『「大日本帝国」崩壊 東アジアの1945年』ほか

近年、「8月15日」とは日本がポツダム宣言を受諾したことを帝国臣民に公表した日付に過ぎないとしてこれを相対化する(「終戦=8月15日」という認識を問い直す)議論が見られるが、著者はそうした動向を踏まえたうえであえて「8月15日」にこだわっている。「日本が占領したアジア地域では、八月一五日を境に日本の傀儡政権は次々と消滅していった一方、脱植民地化に向けた胎動がはじまっていた」(iv頁、原文のルビを省略)からであり、「この日に拘らなければ、戦後の日本と東アジアとの関わりは見えてこないのではないか」という認識によるものである。もっともこれは、戦争の記憶の中で12月8日と8月15日を特別視する意識の見直しと両立し得る視点であろう。
ポツダム宣言受諾後の在朝鮮日本人(「内地人」)の動向に関して興味深い記述があった。朝鮮総督府が機能不全に陥ったのをうけて民間日本人(「内地人」)は「京城内地人世話会」を結成する(著者は会の名称を巡り議論があったこと、そして「日本人」ではなく「内地人」が選ばれたことに注意を促している)。

 朝鮮に居住していた日本人のなかには、韓国併合前の一八七六年の日朝修好条規によって居留民として仁川や釜山に住みはじめ、すでに第二・第三世代になっている人びとも多くいた。したがって、在朝日本人のなかでは韓国併合以前の状態、すなわち居留民に戻ればよいとだけ捉え、生活基盤も何もない日本本土へ引揚げるのではなく朝鮮に残留してこの地で骨を埋めたいという意見が根強かった。現に京城の隣に位置し、釜山と並んでもっとも古くから日本人が定住していた仁川では、残留か引揚げかで議論が真っ二つに分かれるほどであった。
(68頁、原文のルビを省略)

結局のところ大部分の日本人は帰国したわけだが、“もし第二・第三世代の少なからぬ日本人が残留を選び、韓国(ないし北朝鮮)社会でエスニック・マイノリティを形成していたら?”という想像をしてみたくなる。彼らがマイノリティとして差別されたとしたら、“日本がいやなら在日は母国に帰れ”と主張する人びとはやっぱり“差別がいやなら日本に帰ってこい”と言うのだろうか。

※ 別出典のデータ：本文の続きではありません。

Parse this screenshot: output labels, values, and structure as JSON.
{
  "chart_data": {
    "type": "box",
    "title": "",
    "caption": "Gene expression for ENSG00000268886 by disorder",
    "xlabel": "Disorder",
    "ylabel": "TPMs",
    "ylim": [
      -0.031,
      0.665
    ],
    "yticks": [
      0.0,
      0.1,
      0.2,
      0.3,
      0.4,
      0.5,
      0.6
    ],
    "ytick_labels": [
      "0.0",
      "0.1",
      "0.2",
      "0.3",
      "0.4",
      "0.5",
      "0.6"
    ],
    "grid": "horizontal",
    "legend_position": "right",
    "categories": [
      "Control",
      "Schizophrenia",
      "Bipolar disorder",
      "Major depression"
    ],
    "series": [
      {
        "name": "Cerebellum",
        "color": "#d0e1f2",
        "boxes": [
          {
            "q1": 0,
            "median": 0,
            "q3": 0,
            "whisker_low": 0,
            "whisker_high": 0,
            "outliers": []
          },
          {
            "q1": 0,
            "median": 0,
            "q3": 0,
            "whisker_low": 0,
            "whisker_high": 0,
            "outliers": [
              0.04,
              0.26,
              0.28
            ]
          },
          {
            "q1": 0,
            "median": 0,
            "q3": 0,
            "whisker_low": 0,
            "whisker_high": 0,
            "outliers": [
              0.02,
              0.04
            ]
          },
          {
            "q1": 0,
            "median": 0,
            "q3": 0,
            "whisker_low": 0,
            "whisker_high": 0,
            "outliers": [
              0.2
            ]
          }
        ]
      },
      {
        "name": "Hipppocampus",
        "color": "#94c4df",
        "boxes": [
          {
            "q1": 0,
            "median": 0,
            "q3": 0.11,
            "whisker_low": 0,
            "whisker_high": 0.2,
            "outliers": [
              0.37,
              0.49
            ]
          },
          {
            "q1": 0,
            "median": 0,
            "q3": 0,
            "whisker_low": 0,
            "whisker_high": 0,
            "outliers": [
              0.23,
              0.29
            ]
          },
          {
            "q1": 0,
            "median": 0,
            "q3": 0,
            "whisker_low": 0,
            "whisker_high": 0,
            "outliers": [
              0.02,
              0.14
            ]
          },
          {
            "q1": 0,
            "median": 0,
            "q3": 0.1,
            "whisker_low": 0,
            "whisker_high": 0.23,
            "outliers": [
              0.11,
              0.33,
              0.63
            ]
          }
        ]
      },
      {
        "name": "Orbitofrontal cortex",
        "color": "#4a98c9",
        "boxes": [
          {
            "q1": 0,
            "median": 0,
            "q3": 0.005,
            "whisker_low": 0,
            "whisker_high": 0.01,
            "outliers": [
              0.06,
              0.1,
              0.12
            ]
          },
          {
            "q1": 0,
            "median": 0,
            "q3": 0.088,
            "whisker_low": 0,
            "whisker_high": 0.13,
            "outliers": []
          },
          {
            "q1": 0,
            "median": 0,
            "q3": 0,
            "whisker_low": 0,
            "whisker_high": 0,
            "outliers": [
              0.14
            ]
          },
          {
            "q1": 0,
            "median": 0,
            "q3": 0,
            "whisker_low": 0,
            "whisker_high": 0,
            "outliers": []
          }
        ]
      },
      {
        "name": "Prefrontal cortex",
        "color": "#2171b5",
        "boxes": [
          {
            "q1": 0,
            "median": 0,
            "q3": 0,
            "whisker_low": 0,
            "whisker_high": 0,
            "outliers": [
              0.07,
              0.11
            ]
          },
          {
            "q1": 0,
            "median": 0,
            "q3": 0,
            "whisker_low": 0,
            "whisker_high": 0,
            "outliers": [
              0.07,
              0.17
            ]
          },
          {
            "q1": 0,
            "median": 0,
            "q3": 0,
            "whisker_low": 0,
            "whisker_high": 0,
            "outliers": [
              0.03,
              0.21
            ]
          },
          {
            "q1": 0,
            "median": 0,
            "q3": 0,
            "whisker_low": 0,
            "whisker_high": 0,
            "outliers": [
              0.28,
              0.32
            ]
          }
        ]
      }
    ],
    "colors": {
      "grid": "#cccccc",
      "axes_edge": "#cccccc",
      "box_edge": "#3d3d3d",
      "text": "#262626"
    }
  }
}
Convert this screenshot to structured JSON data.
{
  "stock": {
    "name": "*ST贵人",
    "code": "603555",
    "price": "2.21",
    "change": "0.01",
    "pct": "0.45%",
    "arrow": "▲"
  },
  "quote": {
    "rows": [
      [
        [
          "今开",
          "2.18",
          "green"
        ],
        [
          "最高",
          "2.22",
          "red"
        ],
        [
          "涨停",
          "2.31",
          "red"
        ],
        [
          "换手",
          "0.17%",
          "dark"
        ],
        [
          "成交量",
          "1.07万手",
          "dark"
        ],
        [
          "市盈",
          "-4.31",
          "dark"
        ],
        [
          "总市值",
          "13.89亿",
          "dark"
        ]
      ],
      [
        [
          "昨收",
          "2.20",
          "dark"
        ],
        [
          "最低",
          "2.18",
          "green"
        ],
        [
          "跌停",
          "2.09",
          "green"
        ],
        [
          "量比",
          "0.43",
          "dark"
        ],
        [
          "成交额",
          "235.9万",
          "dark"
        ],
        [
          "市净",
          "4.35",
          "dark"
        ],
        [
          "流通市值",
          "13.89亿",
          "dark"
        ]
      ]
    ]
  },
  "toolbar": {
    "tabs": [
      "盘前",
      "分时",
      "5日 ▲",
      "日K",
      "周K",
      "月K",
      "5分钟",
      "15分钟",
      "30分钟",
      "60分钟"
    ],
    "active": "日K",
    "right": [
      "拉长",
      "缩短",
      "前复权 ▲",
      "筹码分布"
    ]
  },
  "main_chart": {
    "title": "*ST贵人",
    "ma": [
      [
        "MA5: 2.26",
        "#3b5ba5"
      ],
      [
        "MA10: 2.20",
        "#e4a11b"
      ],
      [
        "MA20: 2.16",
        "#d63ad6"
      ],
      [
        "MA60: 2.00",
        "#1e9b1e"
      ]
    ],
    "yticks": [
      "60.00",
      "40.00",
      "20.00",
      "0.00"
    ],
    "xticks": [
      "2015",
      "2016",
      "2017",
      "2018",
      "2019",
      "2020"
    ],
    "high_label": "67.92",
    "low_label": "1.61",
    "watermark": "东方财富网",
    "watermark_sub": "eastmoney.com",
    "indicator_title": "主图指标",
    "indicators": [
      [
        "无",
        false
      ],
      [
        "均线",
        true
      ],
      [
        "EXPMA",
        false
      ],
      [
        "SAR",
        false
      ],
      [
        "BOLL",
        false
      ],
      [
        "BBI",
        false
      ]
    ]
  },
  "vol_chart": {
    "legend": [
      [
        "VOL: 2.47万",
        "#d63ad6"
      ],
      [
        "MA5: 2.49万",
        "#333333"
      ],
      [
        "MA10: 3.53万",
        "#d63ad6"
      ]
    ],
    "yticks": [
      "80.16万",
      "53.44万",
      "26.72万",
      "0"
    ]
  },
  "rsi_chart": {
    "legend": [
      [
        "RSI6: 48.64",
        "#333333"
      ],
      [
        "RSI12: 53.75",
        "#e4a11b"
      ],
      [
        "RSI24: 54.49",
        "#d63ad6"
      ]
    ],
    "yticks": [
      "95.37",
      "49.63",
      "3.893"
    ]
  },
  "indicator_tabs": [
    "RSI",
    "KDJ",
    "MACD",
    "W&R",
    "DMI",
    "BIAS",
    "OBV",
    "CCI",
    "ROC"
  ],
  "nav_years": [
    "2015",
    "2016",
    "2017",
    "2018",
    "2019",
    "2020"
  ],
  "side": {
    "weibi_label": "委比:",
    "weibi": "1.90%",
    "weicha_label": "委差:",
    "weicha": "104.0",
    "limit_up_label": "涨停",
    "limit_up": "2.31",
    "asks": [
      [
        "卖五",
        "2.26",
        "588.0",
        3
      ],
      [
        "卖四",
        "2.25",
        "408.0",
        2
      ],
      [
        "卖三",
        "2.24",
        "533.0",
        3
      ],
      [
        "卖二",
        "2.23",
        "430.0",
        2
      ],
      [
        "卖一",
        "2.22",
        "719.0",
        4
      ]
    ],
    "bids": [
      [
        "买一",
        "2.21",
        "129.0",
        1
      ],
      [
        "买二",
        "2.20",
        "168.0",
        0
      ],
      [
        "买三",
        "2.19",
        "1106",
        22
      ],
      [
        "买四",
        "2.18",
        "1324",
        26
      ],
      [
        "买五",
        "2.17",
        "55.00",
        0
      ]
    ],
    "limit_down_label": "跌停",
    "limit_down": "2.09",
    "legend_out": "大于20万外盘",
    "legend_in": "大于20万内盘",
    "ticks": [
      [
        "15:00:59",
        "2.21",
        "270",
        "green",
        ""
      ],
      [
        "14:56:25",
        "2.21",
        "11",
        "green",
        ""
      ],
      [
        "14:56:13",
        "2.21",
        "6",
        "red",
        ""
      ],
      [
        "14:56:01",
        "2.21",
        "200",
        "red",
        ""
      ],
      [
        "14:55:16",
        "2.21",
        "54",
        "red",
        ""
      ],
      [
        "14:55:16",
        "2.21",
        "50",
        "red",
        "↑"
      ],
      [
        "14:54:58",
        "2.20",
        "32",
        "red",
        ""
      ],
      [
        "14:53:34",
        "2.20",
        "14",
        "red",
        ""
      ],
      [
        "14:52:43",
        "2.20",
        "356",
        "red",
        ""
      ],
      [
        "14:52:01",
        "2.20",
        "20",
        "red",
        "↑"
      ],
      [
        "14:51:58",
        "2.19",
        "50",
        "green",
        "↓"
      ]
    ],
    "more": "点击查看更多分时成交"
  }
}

  • 岡部牧夫ほか編、『中国侵略の証言者たち 「認罪」の記録を読む』、岩波新書

表題で見当がついた人も少なくないと思うが、中華人民共和国によって戦犯容疑者として拘束された旧日本軍将兵の供述調書を資料として、中国における日本軍の戦争犯罪、中国の戦犯裁判、中帰連の歩みなどを記述したもの。同じく岩波書店から『侵略の証言 中国における日本人戦犯自筆供述書』(新井利男・藤原彰編)が出版されたのはずいぶん以前のこと(1999年)なので、書店で見かけたときには「なぜこのタイミングで?」と思ったが、2005年に起訴された45名全員分の供述書が中国から提供されるなど、資料の公開状況に前進があったことをうけての研究・出版、とのこと。
“自白”については別の文脈でも関心をもっているので撫順・太原両収容所での取調べと自白についてもいつかきちんと考察してみたいと思っているのだが、さていつになることやら。